Les relations pesantes des étudiants et celles des religieuses sont éliminées par le système consécutif aux effets du tremblement de terre. Le refus par les religieuses de leur condition est significatif. Le terramoto est la possibilité de secouer les règles et les contraintes : "L'ordre naturel a pris la place de l'ordre monacal, et l'on nous mande de Messine que plusieurs d'elles sont enceintes".

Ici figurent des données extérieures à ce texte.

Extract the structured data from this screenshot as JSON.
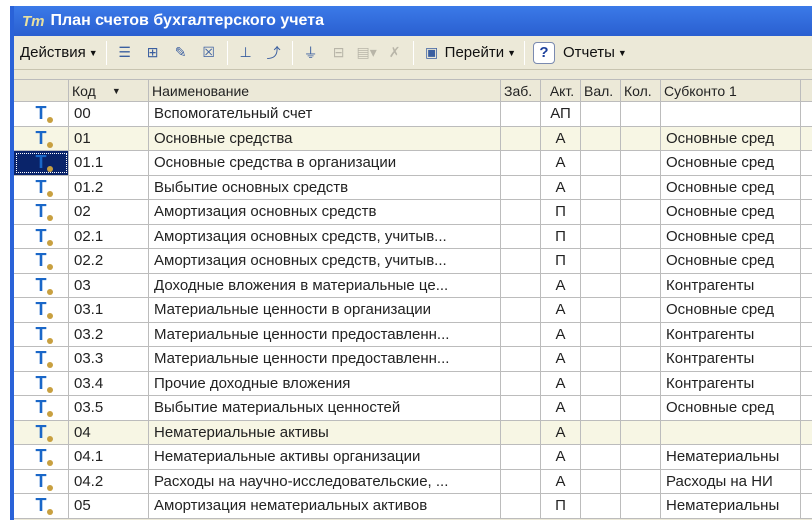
{
  "window": {
    "title": "План счетов бухгалтерского учета"
  },
  "toolbar": {
    "actions": "Действия",
    "goto": "Перейти",
    "help": "?",
    "reports": "Отчеты"
  },
  "columns": [
    "",
    "Код",
    "Наименование",
    "Заб.",
    "Акт.",
    "Вал.",
    "Кол.",
    "Субконто 1"
  ],
  "rows": [
    {
      "code": "00",
      "name": "Вспомогательный счет",
      "zab": "",
      "akt": "АП",
      "val": "",
      "kol": "",
      "sub1": "",
      "group": false
    },
    {
      "code": "01",
      "name": "Основные средства",
      "zab": "",
      "akt": "А",
      "val": "",
      "kol": "",
      "sub1": "Основные сред",
      "group": true
    },
    {
      "code": "01.1",
      "name": "Основные средства в организации",
      "zab": "",
      "akt": "А",
      "val": "",
      "kol": "",
      "sub1": "Основные сред",
      "group": false,
      "selected": true
    },
    {
      "code": "01.2",
      "name": "Выбытие основных средств",
      "zab": "",
      "akt": "А",
      "val": "",
      "kol": "",
      "sub1": "Основные сред",
      "group": false
    },
    {
      "code": "02",
      "name": "Амортизация основных средств",
      "zab": "",
      "akt": "П",
      "val": "",
      "kol": "",
      "sub1": "Основные сред",
      "group": false
    },
    {
      "code": "02.1",
      "name": "Амортизация основных средств, учитыв...",
      "zab": "",
      "akt": "П",
      "val": "",
      "kol": "",
      "sub1": "Основные сред",
      "group": false
    },
    {
      "code": "02.2",
      "name": "Амортизация основных средств, учитыв...",
      "zab": "",
      "akt": "П",
      "val": "",
      "kol": "",
      "sub1": "Основные сред",
      "group": false
    },
    {
      "code": "03",
      "name": "Доходные вложения в материальные це...",
      "zab": "",
      "akt": "А",
      "val": "",
      "kol": "",
      "sub1": "Контрагенты",
      "group": false
    },
    {
      "code": "03.1",
      "name": "Материальные ценности в организации",
      "zab": "",
      "akt": "А",
      "val": "",
      "kol": "",
      "sub1": "Основные сред",
      "group": false
    },
    {
      "code": "03.2",
      "name": "Материальные ценности предоставленн...",
      "zab": "",
      "akt": "А",
      "val": "",
      "kol": "",
      "sub1": "Контрагенты",
      "group": false
    },
    {
      "code": "03.3",
      "name": "Материальные ценности предоставленн...",
      "zab": "",
      "akt": "А",
      "val": "",
      "kol": "",
      "sub1": "Контрагенты",
      "group": false
    },
    {
      "code": "03.4",
      "name": "Прочие доходные вложения",
      "zab": "",
      "akt": "А",
      "val": "",
      "kol": "",
      "sub1": "Контрагенты",
      "group": false
    },
    {
      "code": "03.5",
      "name": "Выбытие материальных ценностей",
      "zab": "",
      "akt": "А",
      "val": "",
      "kol": "",
      "sub1": "Основные сред",
      "group": false
    },
    {
      "code": "04",
      "name": "Нематериальные активы",
      "zab": "",
      "akt": "А",
      "val": "",
      "kol": "",
      "sub1": "",
      "group": true
    },
    {
      "code": "04.1",
      "name": "Нематериальные активы организации",
      "zab": "",
      "akt": "А",
      "val": "",
      "kol": "",
      "sub1": "Нематериальны",
      "group": false
    },
    {
      "code": "04.2",
      "name": "Расходы на научно-исследовательские, ...",
      "zab": "",
      "akt": "А",
      "val": "",
      "kol": "",
      "sub1": "Расходы на НИ",
      "group": false
    },
    {
      "code": "05",
      "name": "Амортизация нематериальных активов",
      "zab": "",
      "akt": "П",
      "val": "",
      "kol": "",
      "sub1": "Нематериальны",
      "group": false
    }
  ]
}
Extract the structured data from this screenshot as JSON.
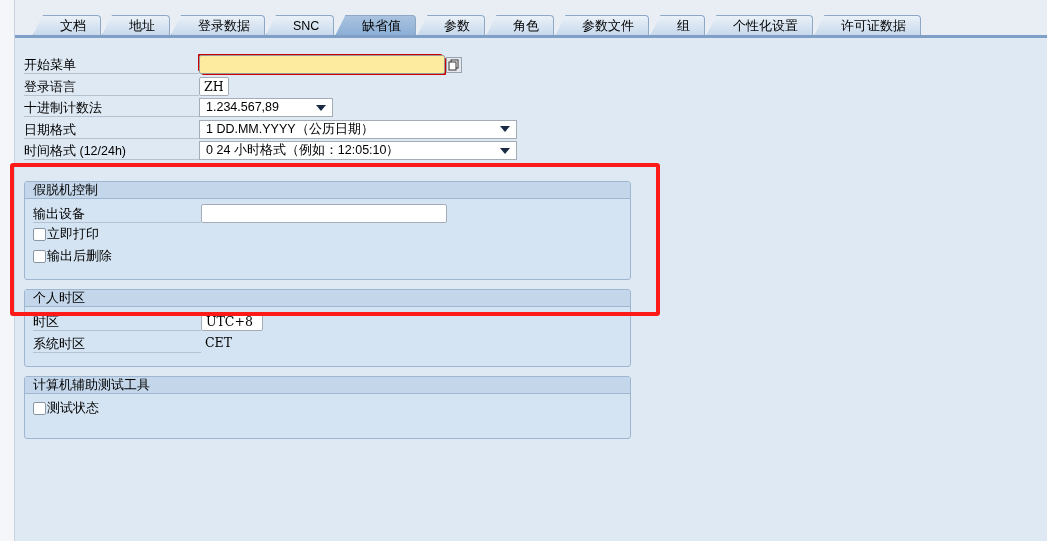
{
  "tabs": [
    {
      "label": "文档",
      "selected": false
    },
    {
      "label": "地址",
      "selected": false
    },
    {
      "label": "登录数据",
      "selected": false
    },
    {
      "label": "SNC",
      "selected": false
    },
    {
      "label": "缺省值",
      "selected": true
    },
    {
      "label": "参数",
      "selected": false
    },
    {
      "label": "角色",
      "selected": false
    },
    {
      "label": "参数文件",
      "selected": false
    },
    {
      "label": "组",
      "selected": false
    },
    {
      "label": "个性化设置",
      "selected": false
    },
    {
      "label": "许可证数据",
      "selected": false
    }
  ],
  "fields": [
    {
      "kind": "input",
      "label": "开始菜单",
      "focused": true,
      "value_help": true
    },
    {
      "kind": "input",
      "label": "登录语言",
      "value": "ZH",
      "focused": false
    },
    {
      "kind": "dropdown",
      "label": "十进制计数法",
      "value": "1.234.567,89"
    },
    {
      "kind": "dropdown",
      "label": "日期格式",
      "value": "1 DD.MM.YYYY（公历日期）"
    },
    {
      "kind": "dropdown",
      "label": "时间格式 (12/24h)",
      "value": "0 24 小时格式（例如：12:05:10）"
    }
  ],
  "groups": [
    {
      "title": "假脱机控制",
      "highlighted": true,
      "rows": [
        {
          "kind": "input",
          "label": "输出设备"
        },
        {
          "kind": "checkbox",
          "label": "立即打印",
          "checked": false
        },
        {
          "kind": "checkbox",
          "label": "输出后删除",
          "checked": false
        }
      ]
    },
    {
      "title": "个人时区",
      "highlighted": true,
      "rows": [
        {
          "kind": "input",
          "label": "时区",
          "value": "UTC+8"
        },
        {
          "kind": "text",
          "label": "系统时区",
          "value": "CET"
        }
      ]
    },
    {
      "title": "计算机辅助测试工具",
      "highlighted": false,
      "rows": [
        {
          "kind": "checkbox",
          "label": "测试状态",
          "checked": false
        }
      ]
    }
  ]
}
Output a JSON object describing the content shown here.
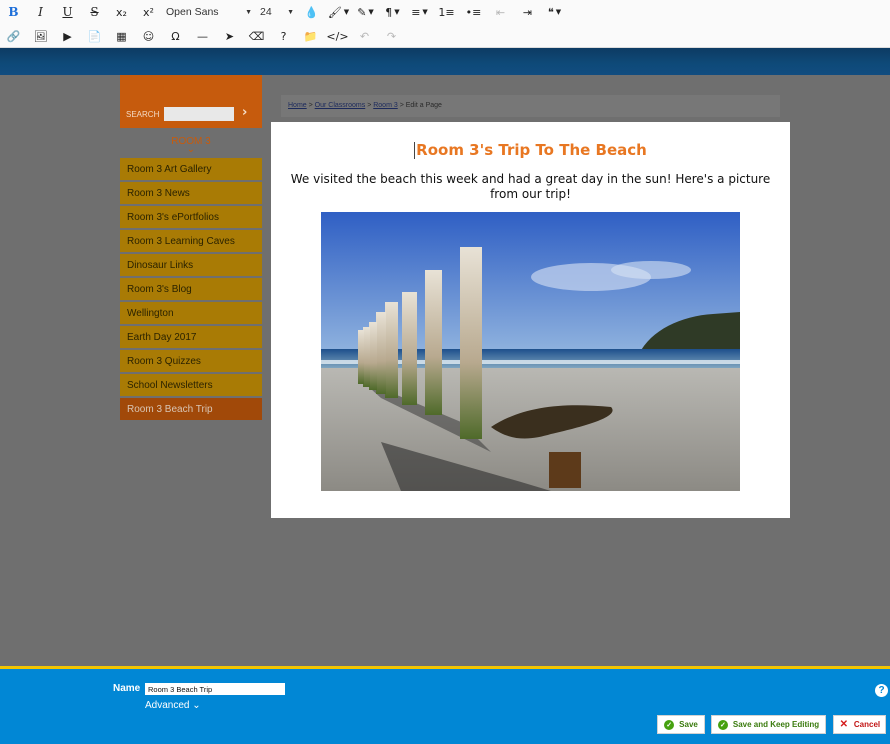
{
  "toolbar": {
    "row1": [
      {
        "name": "bold-button",
        "glyph": "B"
      },
      {
        "name": "italic-button",
        "glyph": "I"
      },
      {
        "name": "underline-button",
        "glyph": "U"
      },
      {
        "name": "strikethrough-button",
        "glyph": "S"
      },
      {
        "name": "subscript-button",
        "glyph": "x₂"
      },
      {
        "name": "superscript-button",
        "glyph": "x²"
      }
    ],
    "font_family": "Open Sans",
    "font_size": "24",
    "row1_right": [
      {
        "name": "text-color-button",
        "glyph": "💧"
      },
      {
        "name": "paint-brush-button",
        "glyph": "🖌"
      },
      {
        "name": "magic-wand-button",
        "glyph": "✎"
      },
      {
        "name": "paragraph-button",
        "glyph": "¶"
      },
      {
        "name": "align-button",
        "glyph": "≡"
      },
      {
        "name": "ordered-list-button",
        "glyph": "1≡"
      },
      {
        "name": "unordered-list-button",
        "glyph": "•≡"
      },
      {
        "name": "outdent-button",
        "glyph": "⇤"
      },
      {
        "name": "indent-button",
        "glyph": "⇥"
      },
      {
        "name": "quote-button",
        "glyph": "❝"
      }
    ],
    "row2": [
      {
        "name": "link-button",
        "glyph": "🔗"
      },
      {
        "name": "image-button",
        "glyph": "🖼"
      },
      {
        "name": "video-button",
        "glyph": "▶"
      },
      {
        "name": "file-button",
        "glyph": "📄"
      },
      {
        "name": "table-button",
        "glyph": "▦"
      },
      {
        "name": "emoticon-button",
        "glyph": "☺"
      },
      {
        "name": "special-char-button",
        "glyph": "Ω"
      },
      {
        "name": "horizontal-line-button",
        "glyph": "—"
      },
      {
        "name": "select-all-button",
        "glyph": "➤"
      },
      {
        "name": "clear-format-button",
        "glyph": "⌫"
      },
      {
        "name": "help-button",
        "glyph": "?"
      },
      {
        "name": "folder-button",
        "glyph": "📁"
      },
      {
        "name": "code-view-button",
        "glyph": "</>"
      },
      {
        "name": "undo-button",
        "glyph": "↶"
      },
      {
        "name": "redo-button",
        "glyph": "↷"
      }
    ]
  },
  "sidebar": {
    "search_label": "SEARCH",
    "section_title": "ROOM 3",
    "items": [
      {
        "label": "Room 3 Art Gallery",
        "active": false
      },
      {
        "label": "Room 3 News",
        "active": false
      },
      {
        "label": "Room 3's ePortfolios",
        "active": false
      },
      {
        "label": "Room 3 Learning Caves",
        "active": false
      },
      {
        "label": "Dinosaur Links",
        "active": false
      },
      {
        "label": "Room 3's Blog",
        "active": false
      },
      {
        "label": "Wellington",
        "active": false
      },
      {
        "label": "Earth Day 2017",
        "active": false
      },
      {
        "label": "Room 3 Quizzes",
        "active": false
      },
      {
        "label": "School Newsletters",
        "active": false
      },
      {
        "label": "Room 3 Beach Trip",
        "active": true
      }
    ]
  },
  "breadcrumb": {
    "home": "Home",
    "sep": " > ",
    "classrooms": "Our Classrooms",
    "room": "Room 3",
    "current": "Edit a Page"
  },
  "editor": {
    "heading": "Room 3's Trip To The Beach",
    "body": "We visited the beach this week and had a great day in the sun! Here's a picture from our trip!"
  },
  "footer": {
    "name_label": "Name",
    "name_value": "Room 3 Beach Trip",
    "advanced_label": "Advanced",
    "help": "?",
    "save_label": "Save",
    "save_keep_label": "Save and Keep Editing",
    "cancel_label": "Cancel"
  },
  "colors": {
    "heading": "#e87722",
    "sidebar_item": "#a97b05",
    "sidebar_active": "#a14909",
    "bottom_bar": "#0187d5",
    "bottom_border": "#f2c400"
  }
}
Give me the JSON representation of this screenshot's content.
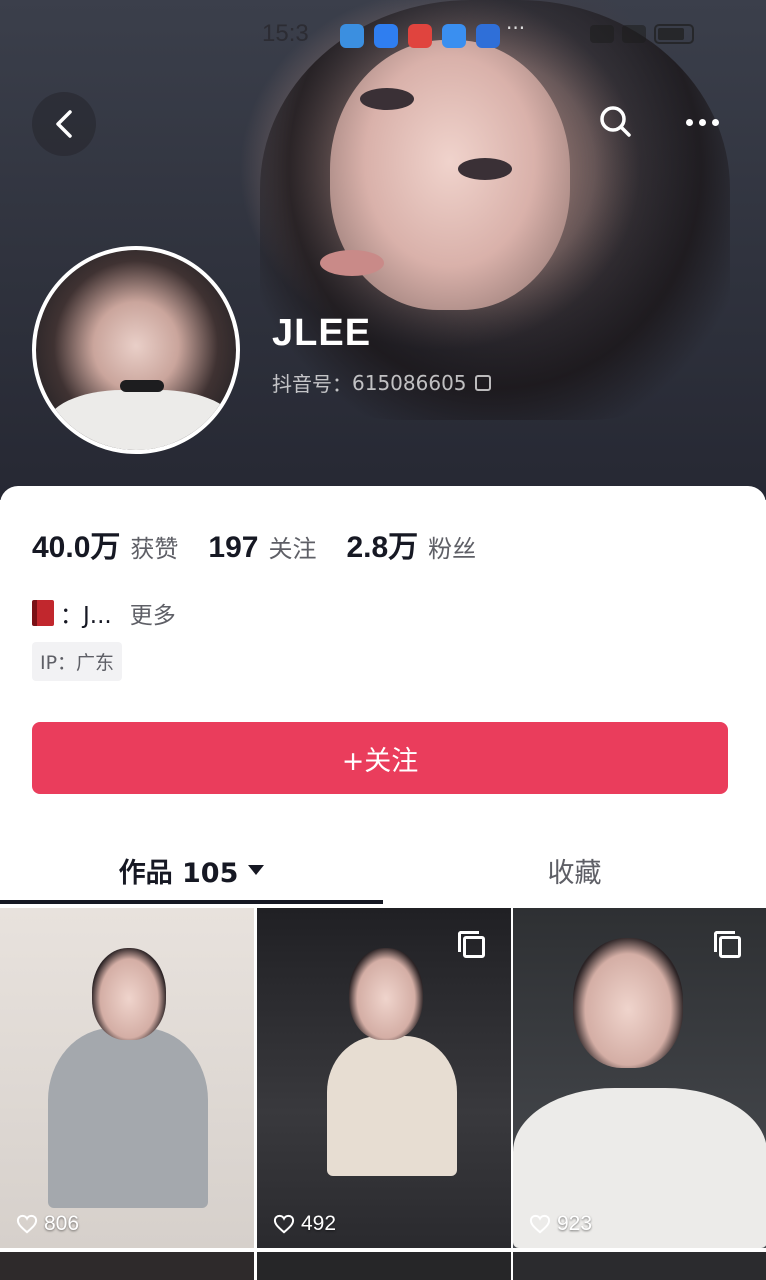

On notera la puissance des modifications qui surviennent dans les relations à la suite de la déchirure de l'enveloppe spatio-temporelle. On peut admettre que l'espace ne détermine pas mais qu'il conditionne gravement. Au fond, il s'agit de saisir les choses au moment où elles changent, au moment où elles basculent pendant, juste après et au moment où elles vont être refaites.

A l'organique peut se substituer le "planifié". Ce qui a été le cas dans la ville de Lisbonne après le tremblement de terre en 1755.

On peut aussi renoncer à reconstruire et oublier comme à Pompéi et à Armero. Ce sont, en somme, les écosystèmes manqués, ceux dont on a oublié de prendre en compte une relation essentielle à l'enveloppe spatio-temporelle parce qu'on ignorait ou parce qu'on la sous-estimait.

On aura compris que la catastrophe peut être utilisée pour mettre en évidence la réalité des différentes relations et non pas en tant que phénomène. La catastrophe est un médiateur à nous-mêmes. Elle n'est pas intéressante en tant que chose mais en tant qu'état de choses.

La catastrophe de Bhopal a mis en évidence les relations d'une multinationale avec son environnement; Tchernobyl a révélé les relations politiques en Occident exactement de la même manière. Le raisonnement qu'on peut faire s'apparente au marginalisme des économistes: les relations valent ce que valent les relations exceptionnelles. Rien de moins mais rien de plus non plus.

On remarquera que dans ces conditions l'idiographique permet de construire du nomothétique, que le particulier permet de produire du général.